Special prayer ceremonies were held for development and prosperity of Pakistan. Different activities were arranged in capital city and all other province to mark the day.
The heroes of Pakistan were paid respect in events at President House and Prime Minister House.
To recall the history of Pakistan Day, it was from March 22 to March 24, 1940 when the All India Muslim League held its annual session at Minto Park, Lahore.
On the first day of the session, Quaid-i-Azam Muhammad Ali Jinnah in an impromptu speech presented his own solution of the Muslim problem. He said that the problem of India was not of an inter-communal nature, but manifestly an international one and must be treated as such.
In the words of Quaid-i-Azam: “Hindus and the Muslims belong to two different religions, philosophies, social customs and literature. They neither inter-marry nor inter-dine and, indeed, they belong to two different civilizations that are based mainly on conflicting ideas and conceptions. Their concepts on life and of life are different. It is quite clear that Hindus and Muslims derive their inspiration from different sources of history. They have different epics, different heroes and different episodes…”
The resolution which was passed at the session reads: “No constitutional plan would be workable or acceptable to the Muslims unless geographical contiguous units are demarcated into regions which should be so constituted with such territorial readjustments as may be necessary. That the areas in which the Muslims are numerically in majority as in the North-Western and Eastern zones of India should be grouped to constitute independent states in which the constituent units shall be autonomous and sovereign”.
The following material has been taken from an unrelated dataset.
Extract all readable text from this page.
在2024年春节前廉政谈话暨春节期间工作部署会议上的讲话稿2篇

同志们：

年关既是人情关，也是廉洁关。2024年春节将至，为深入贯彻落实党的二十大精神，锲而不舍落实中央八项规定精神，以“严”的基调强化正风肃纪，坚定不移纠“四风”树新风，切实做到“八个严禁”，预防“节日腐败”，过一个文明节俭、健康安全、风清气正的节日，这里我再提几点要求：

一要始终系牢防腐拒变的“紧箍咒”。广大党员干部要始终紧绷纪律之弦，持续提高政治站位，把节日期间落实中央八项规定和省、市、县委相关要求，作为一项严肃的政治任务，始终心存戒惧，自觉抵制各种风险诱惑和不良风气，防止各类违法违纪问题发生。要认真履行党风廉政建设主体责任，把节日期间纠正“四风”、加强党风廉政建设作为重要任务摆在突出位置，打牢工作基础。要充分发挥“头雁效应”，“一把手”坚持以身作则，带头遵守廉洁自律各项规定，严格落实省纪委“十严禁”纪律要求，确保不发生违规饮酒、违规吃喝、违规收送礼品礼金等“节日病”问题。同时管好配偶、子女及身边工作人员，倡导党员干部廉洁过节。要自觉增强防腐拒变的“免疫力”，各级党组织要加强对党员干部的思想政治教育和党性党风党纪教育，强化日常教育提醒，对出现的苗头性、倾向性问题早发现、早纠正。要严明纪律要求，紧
It further reads, “That adequate, effective and mandatory safeguards shall be specifically provided in the constitution for minorities in the units and in the regions for the protection of their religious, cultural, economic, political, administrative and other rights of the minorities, with their consultation. Arrangements thus should be made for the security of Muslims where they were in a minority”.
The Resolution turned down the concept of United India and recommended the creation of an independent Muslim state consisting of Punjab, N. W. F. P (now Khyber Pakhtonkhwa), Sindh and Balochistan in the northwest, and Bengal and Assam in the northeast.